L’atmosfera che si percepisce intorno a noi è un po’ statica. Dopo un periodo forte di crisi economica subita pesantemente dalle famiglie, la situazione appare più tranquilla. Ma non si vedono scatti in avanti. Sembra quasi che si stia attendendo qualcosa. Non ci si sente sicuri per il futuro. E lo stile di vita consumistico a cui eravamo abituati riscuote meno successo di prima.

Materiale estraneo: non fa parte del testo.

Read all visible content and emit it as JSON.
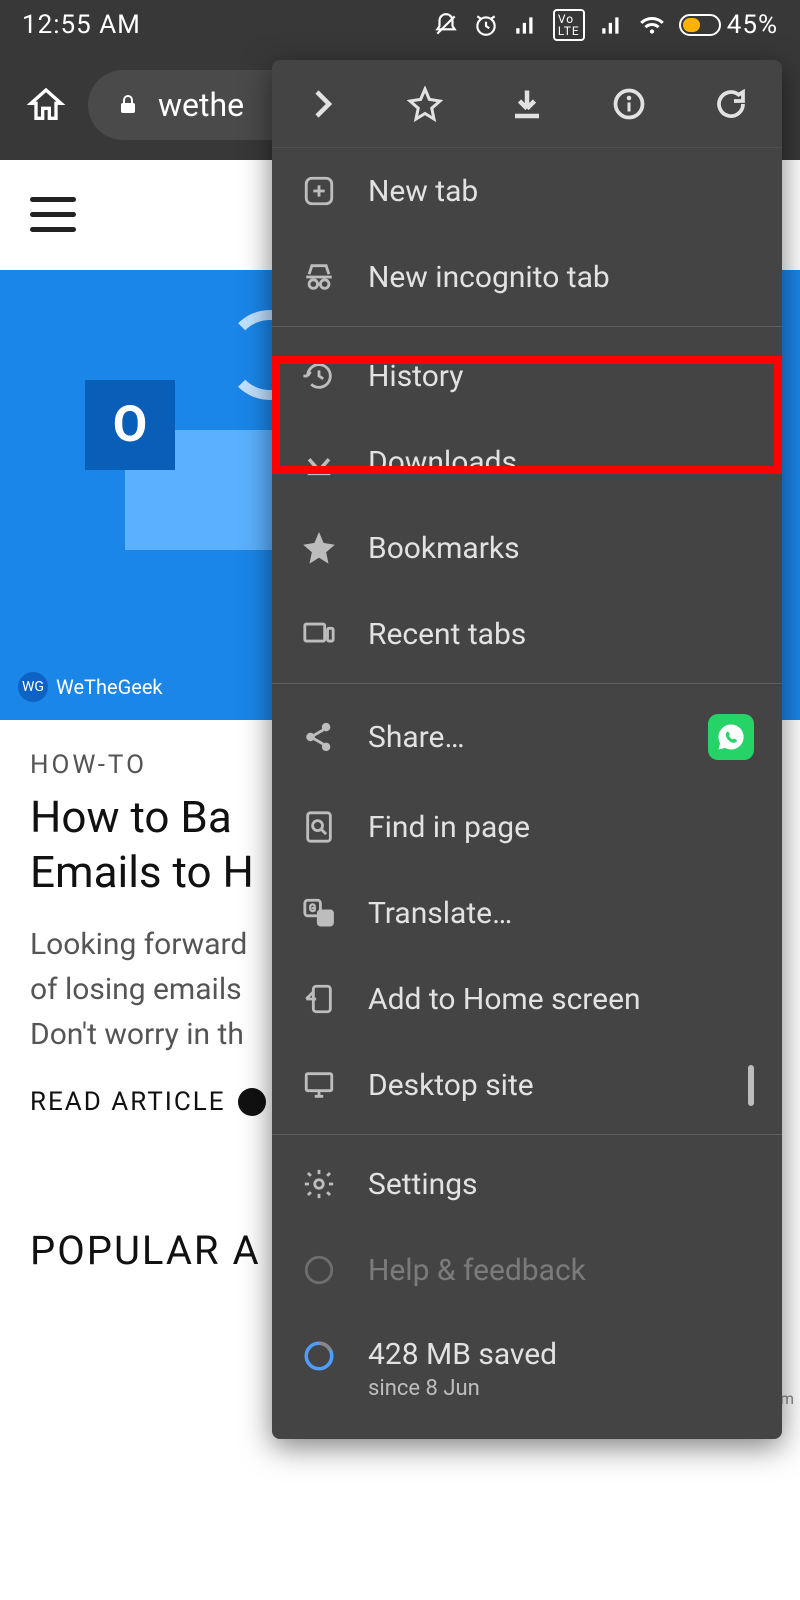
{
  "status": {
    "time": "12:55 AM",
    "battery": "45%"
  },
  "url_bar": {
    "domain": "wethe"
  },
  "page": {
    "logo_letter": "O",
    "brand": "WeTheGeek",
    "brand_short": "WG",
    "category": "HOW-TO",
    "title_line1": "How to Ba",
    "title_line2": "Emails to H",
    "excerpt_line1": "Looking forward",
    "excerpt_line2": "of losing emails",
    "excerpt_line3": "Don't worry in th",
    "read_label": "READ ARTICLE",
    "popular_label": "POPULAR A",
    "watermark": "wsxdn.com"
  },
  "menu": {
    "items": {
      "new_tab": "New tab",
      "incognito": "New incognito tab",
      "history": "History",
      "downloads": "Downloads",
      "bookmarks": "Bookmarks",
      "recent_tabs": "Recent tabs",
      "share": "Share…",
      "find": "Find in page",
      "translate": "Translate…",
      "add_home": "Add to Home screen",
      "desktop": "Desktop site",
      "settings": "Settings",
      "help": "Help & feedback",
      "saved": "428 MB saved",
      "saved_sub": "since 8 Jun"
    }
  }
}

Una recente panoramica Istat, “Noi Italia”, indica che nel 2015 sono cresciute le famiglie abbastanza soddisfatte della loro condizione economica e ora la quota complessiva dei soddisfatti tocca il 47.5%. Contemporaneamente l’11,6% rimane in stato di grave deprivazione. Sebbene la quota si sia ridotta, la povertà interessa molte persone con una diseguale distribuzione territoriale: il 19,9% risiede nel Mezzogiorno, mentre il 7,2% si trova nella restante parte della penisola.
Dentro questo clima dove le condizioni sono variegate anche gli atteggiamenti verso gli acquisti cambiano, perché sono vincolati alle possibilità effettive e si tende ad affidarsi di meno alle previsioni sul futuro.
Una ricerca dell’Osservatorio sui consumi dell’Università di Padova su “Crisi e famiglie italiane” ha sottolineato come le strategie di spesa definiscono i contorni di tre gruppi di nuclei familiari. Il primo lo hanno chiamato: il “cliente”. Questo compie scelte classiche e ha percepito meno degli altri la crisi, ha un reddito che gli permette scelte sulla qualità dei prodotti e dei servizi, sulla qualità delle relazioni con i negozianti, sulla garanzia di alcune marche. In questo gruppo si colloca il 16% del campione: c’è una perdita secca dato che nel 2011 comprendeva il 27% dei nuclei raggiunti dalle interviste. Seguendo le strategie di spesa si formano due ulteriori gruppi che vengono chiamati dai ricercatori il “saggio” e la “formica”: nel primo gruppo, che conta il 44% del campione ed è sostanzialmente stabile (nel 2011 ne contava il 42%), le scelte sono molto complesse, perché si punta a mantenere una qualità alta dei prodotti, riducendo però le quantità: qui si confrontano sistematicamente i prezzi e c’è una forte razionalizzazione della spesa per mantenere un adeguato livello di benessere. L’altro gruppo invece ha ridotto le spese, è focalizzato sui consumi dei bisogni primari. I nuclei ad esso appartenenti cercano sconti e offerte speciali e hanno rinunciato a marche e beni di qualità. Questo gruppo conta il restante 40% del campione, ed è cresciuto molto rispetto al 33% del 2011.
Questa ricerca ci dice che in Italia dopo la crisi la società dei consumi di massa non sembra esserci più, dato che la maggioranza, oltre il 70%, sta adottando strategie di razionalizzazione delle spese, inoltre avvisano i ricercatori che le scelte portano a una stratificazione sociale, che prima era meno forte, dove i tre gruppi che sono stati identificati tendono a non comunicare tra loro.
Insomma dietro l’atmosfera statica c’è qualcosa che sta cambiando e non sappiamo quali caratteristiche sociali assumerà.